Solar-Driven Photoelectrochemical Water Oxidation over an n-Type Lead-Titanium Oxyfluoride Anode.

Abstract

Mixed-anion compounds (e.g., oxynitrides and oxysulfides) are potential candidates as photoanodes for visible-light water oxidation, but most of them suffer from oxidative degradation by photogenerated holes, leading to low stability. Here we show an exceptional example of a stable, mixed-anion water-oxidation photoanode that consists of an oxyfluoride, Pb2Ti2O5.4F1.2, having a band gap of ca. 2.4 eV. Pb2Ti2O5.4F1.2 particles, which were coated on a transparent conductive glass (FTO) support and were subject to postdeposition of a TiO2 overlayer, generated an anodic photocurrent upon band gap photoexcitation of Pb2Ti2O5.4F1.2 (λ <520 nm) with a rather negative photocurrent onset potential of ca. -0.6 V vs NHE, which was independent of the pH of the electrolyte solution. Stable photoanodic current was observed even without loading a water oxidation promoter such as CoOx.

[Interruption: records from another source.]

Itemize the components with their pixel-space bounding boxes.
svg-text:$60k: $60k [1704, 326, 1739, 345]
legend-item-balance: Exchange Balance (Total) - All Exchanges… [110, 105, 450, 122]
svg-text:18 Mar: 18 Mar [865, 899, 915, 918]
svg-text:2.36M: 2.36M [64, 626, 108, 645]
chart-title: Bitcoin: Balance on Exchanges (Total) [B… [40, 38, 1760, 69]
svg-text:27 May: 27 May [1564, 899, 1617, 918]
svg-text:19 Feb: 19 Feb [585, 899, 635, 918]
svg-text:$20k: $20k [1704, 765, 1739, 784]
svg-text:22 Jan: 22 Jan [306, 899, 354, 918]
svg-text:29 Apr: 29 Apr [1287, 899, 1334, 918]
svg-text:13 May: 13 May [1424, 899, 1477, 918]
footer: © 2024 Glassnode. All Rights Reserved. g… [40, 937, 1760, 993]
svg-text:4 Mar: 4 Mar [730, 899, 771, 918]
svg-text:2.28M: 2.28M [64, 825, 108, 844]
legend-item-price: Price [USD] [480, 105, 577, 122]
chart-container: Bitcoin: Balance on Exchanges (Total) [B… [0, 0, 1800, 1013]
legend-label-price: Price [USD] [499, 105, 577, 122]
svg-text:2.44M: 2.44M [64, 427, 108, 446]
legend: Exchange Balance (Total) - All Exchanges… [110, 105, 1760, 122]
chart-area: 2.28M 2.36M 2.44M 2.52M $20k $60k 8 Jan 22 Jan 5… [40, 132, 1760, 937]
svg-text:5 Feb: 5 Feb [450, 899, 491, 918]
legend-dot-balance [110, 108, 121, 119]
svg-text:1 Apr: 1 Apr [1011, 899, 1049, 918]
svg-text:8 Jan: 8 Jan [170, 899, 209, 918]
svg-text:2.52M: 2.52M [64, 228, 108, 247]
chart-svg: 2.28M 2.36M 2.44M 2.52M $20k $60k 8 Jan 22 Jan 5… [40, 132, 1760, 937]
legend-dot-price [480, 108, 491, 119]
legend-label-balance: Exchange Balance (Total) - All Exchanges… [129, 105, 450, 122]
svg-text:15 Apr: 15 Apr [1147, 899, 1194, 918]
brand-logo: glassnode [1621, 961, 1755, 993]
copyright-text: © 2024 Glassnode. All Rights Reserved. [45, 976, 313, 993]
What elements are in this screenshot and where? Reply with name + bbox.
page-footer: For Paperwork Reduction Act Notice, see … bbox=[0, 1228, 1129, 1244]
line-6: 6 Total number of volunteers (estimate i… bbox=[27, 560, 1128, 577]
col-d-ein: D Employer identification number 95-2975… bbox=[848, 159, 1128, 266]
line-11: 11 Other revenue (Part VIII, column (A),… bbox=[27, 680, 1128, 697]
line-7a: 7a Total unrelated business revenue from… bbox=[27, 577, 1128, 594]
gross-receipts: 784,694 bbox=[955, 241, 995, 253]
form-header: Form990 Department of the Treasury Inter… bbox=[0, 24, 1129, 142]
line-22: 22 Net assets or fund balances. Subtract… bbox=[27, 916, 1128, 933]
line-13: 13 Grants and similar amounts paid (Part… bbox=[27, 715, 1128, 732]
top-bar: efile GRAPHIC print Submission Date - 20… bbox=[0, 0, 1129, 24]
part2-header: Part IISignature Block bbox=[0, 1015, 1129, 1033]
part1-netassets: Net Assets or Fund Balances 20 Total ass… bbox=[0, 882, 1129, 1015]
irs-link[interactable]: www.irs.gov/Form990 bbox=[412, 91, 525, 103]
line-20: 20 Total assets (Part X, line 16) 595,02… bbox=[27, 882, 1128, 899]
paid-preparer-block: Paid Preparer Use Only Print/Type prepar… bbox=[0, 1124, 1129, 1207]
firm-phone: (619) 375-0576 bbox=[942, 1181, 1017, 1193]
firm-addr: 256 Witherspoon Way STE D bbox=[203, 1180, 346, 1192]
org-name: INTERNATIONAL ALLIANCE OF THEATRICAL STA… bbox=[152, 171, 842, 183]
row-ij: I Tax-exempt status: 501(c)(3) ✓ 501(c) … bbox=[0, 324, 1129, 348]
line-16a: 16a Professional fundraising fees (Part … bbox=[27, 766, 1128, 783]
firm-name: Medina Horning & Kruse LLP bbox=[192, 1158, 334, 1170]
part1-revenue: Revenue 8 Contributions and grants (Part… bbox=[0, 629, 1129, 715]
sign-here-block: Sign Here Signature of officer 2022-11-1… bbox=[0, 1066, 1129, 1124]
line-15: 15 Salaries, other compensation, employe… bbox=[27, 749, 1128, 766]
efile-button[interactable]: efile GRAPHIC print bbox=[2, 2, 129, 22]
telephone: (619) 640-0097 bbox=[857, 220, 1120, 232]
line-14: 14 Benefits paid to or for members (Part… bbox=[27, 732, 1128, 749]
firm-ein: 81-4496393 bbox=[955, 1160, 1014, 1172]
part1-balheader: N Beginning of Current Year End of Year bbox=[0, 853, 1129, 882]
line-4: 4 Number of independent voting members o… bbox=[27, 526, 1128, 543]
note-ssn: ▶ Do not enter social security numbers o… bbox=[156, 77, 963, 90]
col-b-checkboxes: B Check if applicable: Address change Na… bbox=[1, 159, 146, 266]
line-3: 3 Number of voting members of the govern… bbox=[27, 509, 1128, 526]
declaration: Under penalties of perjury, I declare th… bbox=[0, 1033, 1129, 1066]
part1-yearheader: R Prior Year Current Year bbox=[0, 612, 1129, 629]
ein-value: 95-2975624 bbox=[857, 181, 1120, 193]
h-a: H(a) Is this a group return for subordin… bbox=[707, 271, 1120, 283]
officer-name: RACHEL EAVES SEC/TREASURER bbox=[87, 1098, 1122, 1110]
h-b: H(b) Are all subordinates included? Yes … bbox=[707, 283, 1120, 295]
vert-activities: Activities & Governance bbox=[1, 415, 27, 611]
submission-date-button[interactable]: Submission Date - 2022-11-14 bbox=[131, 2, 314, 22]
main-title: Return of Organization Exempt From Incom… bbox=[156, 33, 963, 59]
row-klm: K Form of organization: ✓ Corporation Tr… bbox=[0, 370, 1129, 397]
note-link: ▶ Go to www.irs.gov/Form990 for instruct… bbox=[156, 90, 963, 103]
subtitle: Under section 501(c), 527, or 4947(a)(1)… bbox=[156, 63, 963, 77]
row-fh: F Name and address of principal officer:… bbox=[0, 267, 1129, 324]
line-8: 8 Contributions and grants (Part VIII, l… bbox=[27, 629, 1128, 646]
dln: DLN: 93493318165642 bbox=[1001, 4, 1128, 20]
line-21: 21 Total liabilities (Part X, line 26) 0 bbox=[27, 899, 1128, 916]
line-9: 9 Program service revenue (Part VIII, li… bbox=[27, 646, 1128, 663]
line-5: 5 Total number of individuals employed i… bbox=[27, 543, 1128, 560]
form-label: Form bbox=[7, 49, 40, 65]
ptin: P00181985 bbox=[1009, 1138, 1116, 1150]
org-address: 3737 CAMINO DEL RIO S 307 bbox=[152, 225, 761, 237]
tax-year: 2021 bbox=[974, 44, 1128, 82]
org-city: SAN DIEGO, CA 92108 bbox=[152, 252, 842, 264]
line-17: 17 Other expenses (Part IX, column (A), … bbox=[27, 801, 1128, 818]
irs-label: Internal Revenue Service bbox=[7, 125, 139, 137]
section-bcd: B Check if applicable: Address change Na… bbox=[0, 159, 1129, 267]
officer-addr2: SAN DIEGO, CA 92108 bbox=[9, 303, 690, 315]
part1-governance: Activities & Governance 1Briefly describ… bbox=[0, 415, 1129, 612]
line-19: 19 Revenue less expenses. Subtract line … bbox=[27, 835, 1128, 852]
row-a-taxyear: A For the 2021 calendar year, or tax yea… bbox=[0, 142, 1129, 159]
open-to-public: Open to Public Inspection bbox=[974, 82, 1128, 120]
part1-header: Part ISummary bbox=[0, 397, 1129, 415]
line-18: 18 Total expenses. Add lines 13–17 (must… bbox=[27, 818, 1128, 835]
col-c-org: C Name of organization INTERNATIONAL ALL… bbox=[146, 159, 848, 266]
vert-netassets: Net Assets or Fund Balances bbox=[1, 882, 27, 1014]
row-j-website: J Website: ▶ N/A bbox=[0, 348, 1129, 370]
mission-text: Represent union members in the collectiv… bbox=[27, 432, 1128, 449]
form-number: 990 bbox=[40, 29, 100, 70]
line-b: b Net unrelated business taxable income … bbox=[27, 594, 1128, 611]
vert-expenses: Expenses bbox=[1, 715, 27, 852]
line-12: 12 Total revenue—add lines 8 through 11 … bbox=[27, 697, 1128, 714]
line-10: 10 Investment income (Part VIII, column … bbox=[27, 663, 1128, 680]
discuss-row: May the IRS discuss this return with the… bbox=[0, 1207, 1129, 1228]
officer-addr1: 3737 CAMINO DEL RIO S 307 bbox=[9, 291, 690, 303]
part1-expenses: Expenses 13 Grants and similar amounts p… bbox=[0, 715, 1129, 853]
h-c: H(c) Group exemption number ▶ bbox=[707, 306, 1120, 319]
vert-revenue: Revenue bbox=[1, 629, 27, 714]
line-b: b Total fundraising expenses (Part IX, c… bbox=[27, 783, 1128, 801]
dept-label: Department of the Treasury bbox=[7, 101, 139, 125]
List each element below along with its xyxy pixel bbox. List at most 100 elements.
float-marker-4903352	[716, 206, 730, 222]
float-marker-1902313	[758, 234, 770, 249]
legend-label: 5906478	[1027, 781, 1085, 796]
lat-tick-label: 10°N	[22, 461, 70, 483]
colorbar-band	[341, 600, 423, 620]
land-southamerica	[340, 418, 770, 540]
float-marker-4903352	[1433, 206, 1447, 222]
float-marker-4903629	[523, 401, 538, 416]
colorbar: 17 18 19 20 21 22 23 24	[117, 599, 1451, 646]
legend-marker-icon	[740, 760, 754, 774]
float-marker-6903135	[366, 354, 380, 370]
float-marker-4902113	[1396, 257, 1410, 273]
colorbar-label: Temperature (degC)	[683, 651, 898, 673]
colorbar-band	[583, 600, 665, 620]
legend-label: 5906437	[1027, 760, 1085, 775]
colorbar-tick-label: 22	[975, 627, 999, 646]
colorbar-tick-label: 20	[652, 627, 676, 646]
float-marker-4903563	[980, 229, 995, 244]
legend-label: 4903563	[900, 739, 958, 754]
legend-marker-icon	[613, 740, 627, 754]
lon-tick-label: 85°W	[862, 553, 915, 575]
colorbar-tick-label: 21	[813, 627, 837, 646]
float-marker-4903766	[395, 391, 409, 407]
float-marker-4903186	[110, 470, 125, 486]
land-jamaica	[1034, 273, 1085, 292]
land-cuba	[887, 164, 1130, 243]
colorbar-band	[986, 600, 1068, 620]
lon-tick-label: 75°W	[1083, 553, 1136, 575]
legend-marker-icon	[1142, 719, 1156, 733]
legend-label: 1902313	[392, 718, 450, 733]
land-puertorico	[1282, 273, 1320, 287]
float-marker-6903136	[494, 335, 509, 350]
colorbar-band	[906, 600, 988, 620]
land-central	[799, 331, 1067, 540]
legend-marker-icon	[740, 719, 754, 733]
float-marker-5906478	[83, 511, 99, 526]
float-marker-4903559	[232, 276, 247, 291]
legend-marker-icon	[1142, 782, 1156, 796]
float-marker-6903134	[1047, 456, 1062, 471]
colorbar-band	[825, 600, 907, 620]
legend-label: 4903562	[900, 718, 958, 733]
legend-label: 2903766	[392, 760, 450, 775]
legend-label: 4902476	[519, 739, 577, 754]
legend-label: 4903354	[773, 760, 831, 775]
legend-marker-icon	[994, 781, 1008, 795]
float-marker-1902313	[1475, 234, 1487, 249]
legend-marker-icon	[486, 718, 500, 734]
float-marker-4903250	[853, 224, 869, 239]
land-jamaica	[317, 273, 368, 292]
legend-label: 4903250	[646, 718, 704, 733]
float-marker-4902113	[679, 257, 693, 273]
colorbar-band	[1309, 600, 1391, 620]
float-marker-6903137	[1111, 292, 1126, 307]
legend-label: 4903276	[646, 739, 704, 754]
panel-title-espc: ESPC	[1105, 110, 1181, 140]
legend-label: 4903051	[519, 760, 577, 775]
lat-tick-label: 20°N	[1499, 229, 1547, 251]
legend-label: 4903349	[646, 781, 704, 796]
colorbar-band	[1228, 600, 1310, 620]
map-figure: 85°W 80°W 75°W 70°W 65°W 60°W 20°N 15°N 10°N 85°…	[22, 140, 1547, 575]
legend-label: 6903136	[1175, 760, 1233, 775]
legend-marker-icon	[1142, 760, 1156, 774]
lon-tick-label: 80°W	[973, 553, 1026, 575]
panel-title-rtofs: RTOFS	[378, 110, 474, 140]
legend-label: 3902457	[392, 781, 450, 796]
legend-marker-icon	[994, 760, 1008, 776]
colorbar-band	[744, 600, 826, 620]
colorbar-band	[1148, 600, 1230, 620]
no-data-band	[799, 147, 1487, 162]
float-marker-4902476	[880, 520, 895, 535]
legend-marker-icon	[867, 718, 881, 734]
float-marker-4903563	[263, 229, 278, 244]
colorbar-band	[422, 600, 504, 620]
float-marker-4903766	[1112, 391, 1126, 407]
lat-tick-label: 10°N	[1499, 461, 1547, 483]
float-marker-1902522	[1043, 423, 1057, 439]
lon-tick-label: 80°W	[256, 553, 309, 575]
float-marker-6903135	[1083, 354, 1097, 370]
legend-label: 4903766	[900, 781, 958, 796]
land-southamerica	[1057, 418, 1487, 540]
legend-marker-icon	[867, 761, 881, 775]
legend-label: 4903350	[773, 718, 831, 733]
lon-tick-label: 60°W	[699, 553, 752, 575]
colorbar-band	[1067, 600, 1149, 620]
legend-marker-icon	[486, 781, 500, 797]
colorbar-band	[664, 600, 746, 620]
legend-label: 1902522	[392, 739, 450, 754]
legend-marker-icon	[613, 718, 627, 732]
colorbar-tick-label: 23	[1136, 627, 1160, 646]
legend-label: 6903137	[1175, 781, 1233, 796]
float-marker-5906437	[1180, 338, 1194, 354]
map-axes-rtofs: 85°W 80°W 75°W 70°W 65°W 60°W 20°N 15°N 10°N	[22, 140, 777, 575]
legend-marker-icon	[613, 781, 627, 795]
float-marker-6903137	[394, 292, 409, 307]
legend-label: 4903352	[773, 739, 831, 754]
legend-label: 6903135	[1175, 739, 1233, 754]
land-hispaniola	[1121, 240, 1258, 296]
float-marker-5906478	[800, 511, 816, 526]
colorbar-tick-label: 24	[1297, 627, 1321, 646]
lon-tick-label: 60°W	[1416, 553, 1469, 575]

Nevertheless, loading CoOx onto the TiO2/Pb2Ti2O5.4F1.2/FTO electrode further improved the anodic photoresponse by a factor of 2-3. Under AM1.5G simulated sunlight (100 mW cm-2), stable water oxidation to form O2 was achieved using the optimized Pb2Ti2O5.4F1.2 photoanode in the presence of an applied potential smaller than 1.23 V, giving a Faradaic efficiency of 93% and almost no sign of deactivation during 4 h of operation. This study presents the first example of photoelectrochemical water splitting driven by visible-light excitation of an oxyfluoride that stably works, even without a water oxidation promoter, which is distinct from ordinary mixed-anion photoanodes that usually require a water oxidation promoter.